BACK in the old days, a sign that your team was doing well was that you found yourself constantly flicking to the Ceefax page showing the league table.

The equivalent these days is probably regularly bringing up the relevant webpage, something I suspect Town fans have been doing a lot this week with the Blues sitting proudly second in the Championship.

Saturday’s 4-1 victory over Leeds was probably the most complete performance of the season.

Town’s success has largely been built on just getting the better of the opposition in tight, keenly-contested games, such as last week’s last-gasp 1-0 win at Charlton.

But Leeds were well and truly taken to the cleaners, despite having gone ahead after an uncharacteristic early defensive lapse.

Once the Blues had got back on terms via Daryl Murphy’s excellent headed goal, it was virtually one-way traffic.

David McGoldrick netted one of the most nonchalant penalties you’ll ever see, Murphy tucked his second of the game between the keeper’s legs and then three minutes after the break Christophe Berra ‘stole’ the fourth from Tommy Smith on the line.

The only disappointment was that they didn’t go on to rack up a few more, so in control were they against a Leeds side which looked like they’d rather have been anywhere other than Portman Road for most of the second half. I suspect it was a long, silent trip home up the A1.

But overall, it was as good a day to be a Town fan as there’s been for a while. The belief that this might finally be the Blues’ year grows game on game, perhaps more so on Saturday given the margin of victory and the quality of the performance.

Championship top scorer Murphy continues his remarkable season, Saturday’s two goals taking his tally to 13, the same as he recorded in the whole of 2013/14.

By my reckoning, if he continues at his current rate the Irishman will net 31.47 in the league by the time the campaign ends in May, more than anyone has managed since Ray Crawford banged in 33 in Town’s 1961/62 First Division championship campaign.

OK, expecting him to continue at quite the same pace is asking a bit much but all being well the 31-year-old ought to become the first Town player to net 20 league goals in a season since David Johnson grabbed 22 in the 1999/00 promotion campaign.

Can Town maintain their automatic promotion challenge? Who’s to say they won’t? As we’ve said before, consistency is the key and Town’s current run of one defeat in 16, none in the last seven and only three all season is nothing if not consistent.

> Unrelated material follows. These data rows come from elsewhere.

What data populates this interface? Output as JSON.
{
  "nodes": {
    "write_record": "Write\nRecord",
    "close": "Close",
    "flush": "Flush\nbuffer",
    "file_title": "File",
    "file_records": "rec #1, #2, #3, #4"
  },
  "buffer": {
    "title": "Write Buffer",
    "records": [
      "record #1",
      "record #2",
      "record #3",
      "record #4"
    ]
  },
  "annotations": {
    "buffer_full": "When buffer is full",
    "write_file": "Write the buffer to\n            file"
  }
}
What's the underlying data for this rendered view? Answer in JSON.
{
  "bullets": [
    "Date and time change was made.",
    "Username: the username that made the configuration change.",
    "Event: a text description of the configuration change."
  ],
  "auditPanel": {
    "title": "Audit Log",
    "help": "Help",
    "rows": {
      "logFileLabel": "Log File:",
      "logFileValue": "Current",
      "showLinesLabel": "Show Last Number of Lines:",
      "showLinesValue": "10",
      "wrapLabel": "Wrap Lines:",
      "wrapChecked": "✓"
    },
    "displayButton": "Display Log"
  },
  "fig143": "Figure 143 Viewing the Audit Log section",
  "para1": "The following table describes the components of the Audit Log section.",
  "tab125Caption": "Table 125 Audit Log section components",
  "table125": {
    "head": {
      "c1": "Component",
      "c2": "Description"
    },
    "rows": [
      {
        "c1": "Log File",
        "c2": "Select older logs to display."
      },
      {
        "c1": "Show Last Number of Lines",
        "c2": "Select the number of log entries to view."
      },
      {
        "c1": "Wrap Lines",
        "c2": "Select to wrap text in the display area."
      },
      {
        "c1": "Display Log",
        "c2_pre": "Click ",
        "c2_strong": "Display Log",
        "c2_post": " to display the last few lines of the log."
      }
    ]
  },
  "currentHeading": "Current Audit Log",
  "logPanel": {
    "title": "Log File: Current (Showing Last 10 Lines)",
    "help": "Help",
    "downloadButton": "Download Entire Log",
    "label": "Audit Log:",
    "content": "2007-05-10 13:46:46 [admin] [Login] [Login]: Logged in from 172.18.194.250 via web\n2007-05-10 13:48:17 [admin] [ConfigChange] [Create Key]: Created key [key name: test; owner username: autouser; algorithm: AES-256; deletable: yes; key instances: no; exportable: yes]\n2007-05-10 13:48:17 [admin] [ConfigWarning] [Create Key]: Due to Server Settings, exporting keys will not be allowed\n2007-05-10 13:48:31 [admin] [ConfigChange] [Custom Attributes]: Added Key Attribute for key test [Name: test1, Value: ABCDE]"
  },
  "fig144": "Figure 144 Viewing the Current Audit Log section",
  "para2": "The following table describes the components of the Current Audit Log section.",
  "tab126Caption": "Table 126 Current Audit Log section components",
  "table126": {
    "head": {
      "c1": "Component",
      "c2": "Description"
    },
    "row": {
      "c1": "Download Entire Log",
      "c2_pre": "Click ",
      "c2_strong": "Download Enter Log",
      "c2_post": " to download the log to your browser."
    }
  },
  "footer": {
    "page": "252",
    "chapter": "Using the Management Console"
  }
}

Manager Mick McCarthy has often cited Burnley’s success last season as the benchmark for Town this year.

And the similarities are certainly there. The Clarets were a solid if perhaps unspectacular outfit with an impressive front two — Danny Ings and Sam Vokes – always likely to score, much like the Blues with Murphy and McGoldrick at present.

Looking at Burnley’s position at the same 20-game stage last year, they were second on 40 points, two points behind then-leaders QPR having lost only four times. The Blues currently have 37 and are just a point behind top side Derby.

So it certainly can be done. As was the case with Burnley last year there may be teams who are better on their day but, aside from champions Leicester, no one else was as consistent.

Monday’s FA Cup third round draw handed the Blues a testing tie at Premier League high fliers Southampton.

Coincidentally, the Blues faced the Saints at the same stage at home in the 1999/00 promotion season. Hopefully that’s an omen, even if Southampton won that tie 1-0.

No one will need reminding that Saturday’s opponents Bolton were the Blues’ play-off semi-final opponents in that memorable campaign.

A repeat of the extraordinary 5-3 second leg down here seems unlikely, but I don’t think anyone would complain too much if there was a reprise of the 2-2 draw from the first game.

There’s no such thing as a bad away point, as Mick McCarthy has said on numerous occasions.

That might mean the Blues temporarily drop from second but even so that league table will still be worth a glance every now and then.